My nerves must have given out at the sight--I remember the tears rolling down my cheeks; I remember hearing myself make strange sounds, which I suppose were those of relief and thankfulness.

And then the horror of being unseen, of being left to endure more tortures of thirst, of the steamer changing her course, fell on me, and long before she was anywhere near me I was trying to balance myself on the grating, so that I could stand erect and attract her attention.
She was a very slow-going craft that--not able to do more than nine or ten knots at best--and another hour passed before she was anywhere near me.

But, thank God! she came within a mile of me, and I made shift to stand up on my raft and to wave to her.

And thereon she altered her course and lumbered over in my direction.

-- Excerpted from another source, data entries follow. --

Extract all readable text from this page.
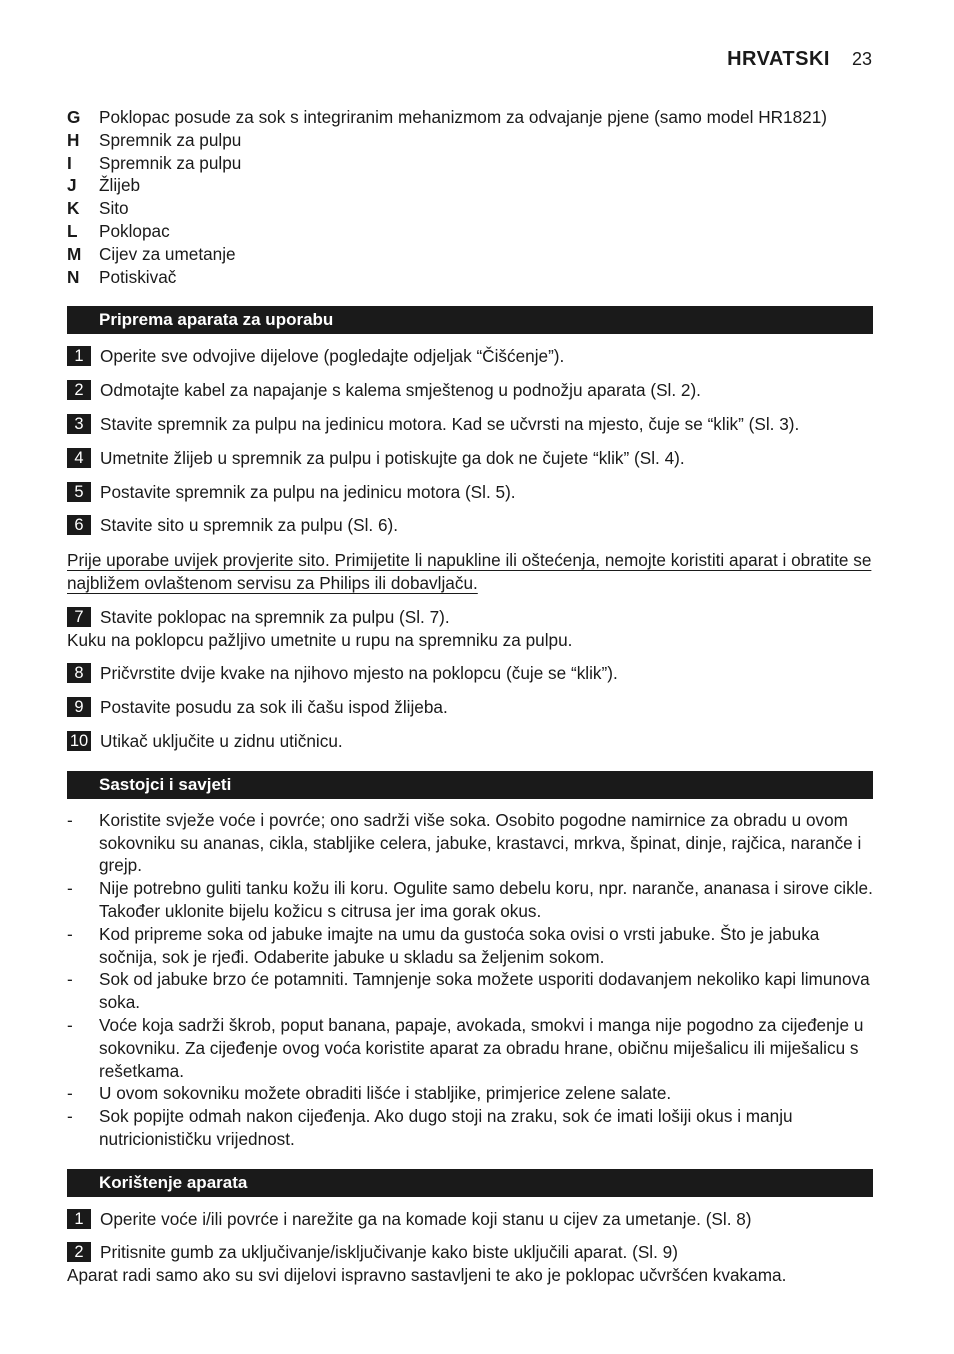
HRVATSKI 23
G	Poklopac posude za sok s integriranim mehanizmom za odvajanje pjene (samo model HR1821)
H	Spremnik za pulpu
I	Spremnik za pulpu
J	Žlijeb
K	Sito
L	Poklopac
M	Cijev za umetanje
N	Potiskivač
Priprema aparata za uporabu
1 Operite sve odvojive dijelove (pogledajte odjeljak “Čišćenje”).
2 Odmotajte kabel za napajanje s kalema smještenog u podnožju aparata (Sl. 2).
3 Stavite spremnik za pulpu na jedinicu motora. Kad se učvrsti na mjesto, čuje se “klik” (Sl. 3).
4 Umetnite žlijeb u spremnik za pulpu i potiskujte ga dok ne čujete “klik” (Sl. 4).
5 Postavite spremnik za pulpu na jedinicu motora (Sl. 5).
6 Stavite sito u spremnik za pulpu (Sl. 6).
Prije uporabe uvijek provjerite sito. Primijetite li napukline ili oštećenja, nemojte koristiti aparat i obratite se najbližem ovlaštenom servisu za Philips ili dobavljaču.
7 Stavite poklopac na spremnik za pulpu (Sl. 7).
Kuku na poklopcu pažljivo umetnite u rupu na spremniku za pulpu.
8 Pričvrstite dvije kvake na njihovo mjesto na poklopcu (čuje se “klik”).
9 Postavite posudu za sok ili čašu ispod žlijeba.
10 Utikač uključite u zidnu utičnicu.
Sastojci i savjeti
-	Koristite svježe voće i povrće; ono sadrži više soka. Osobito pogodne namirnice za obradu u ovom sokovniku su ananas, cikla, stabljike celera, jabuke, krastavci, mrkva, špinat, dinje, rajčica, naranče i grejp.
-	Nije potrebno guliti tanku kožu ili koru. Ogulite samo debelu koru, npr. naranče, ananasa i sirove cikle. Također uklonite bijelu kožicu s citrusa jer ima gorak okus.
-	Kod pripreme soka od jabuke imajte na umu da gustoća soka ovisi o vrsti jabuke. Što je jabuka sočnija, sok je rjeđi. Odaberite jabuke u skladu sa željenim sokom.
-	Sok od jabuke brzo će potamniti. Tamnjenje soka možete usporiti dodavanjem nekoliko kapi limunova soka.
-	Voće koja sadrži škrob, poput banana, papaje, avokada, smokvi i manga nije pogodno za cijeđenje u sokovniku. Za cijeđenje ovog voća koristite aparat za obradu hrane, običnu miješalicu ili miješalicu s rešetkama.
-	U ovom sokovniku možete obraditi lišće i stabljike, primjerice zelene salate.
-	Sok popijte odmah nakon cijeđenja. Ako dugo stoji na zraku, sok će imati lošiji okus i manju nutricionističku vrijednost.
Korištenje aparata
1 Operite voće i/ili povrće i narežite ga na komade koji stanu u cijev za umetanje. (Sl. 8)
2 Pritisnite gumb za uključivanje/isključivanje kako biste uključili aparat. (Sl. 9)
Aparat radi samo ako su svi dijelovi ispravno sastavljeni te ako je poklopac učvršćen kvakama.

She was one of the ugliest vessels that ever left a shipyard, but I thought I had never seen anything so beautiful in my life as she looked in those moments, and I had certainly never been so thankful for anything as for her solid and dirty deck when willing and kindly hands helped me up on it.
Half an hour after that, with dry clothes on me, and hot coffee and rum inside me, I was closeted with the skipper in his cabin, telling him, under a strict pledge of secrecy, as much of my tale as I felt inclined to share with him.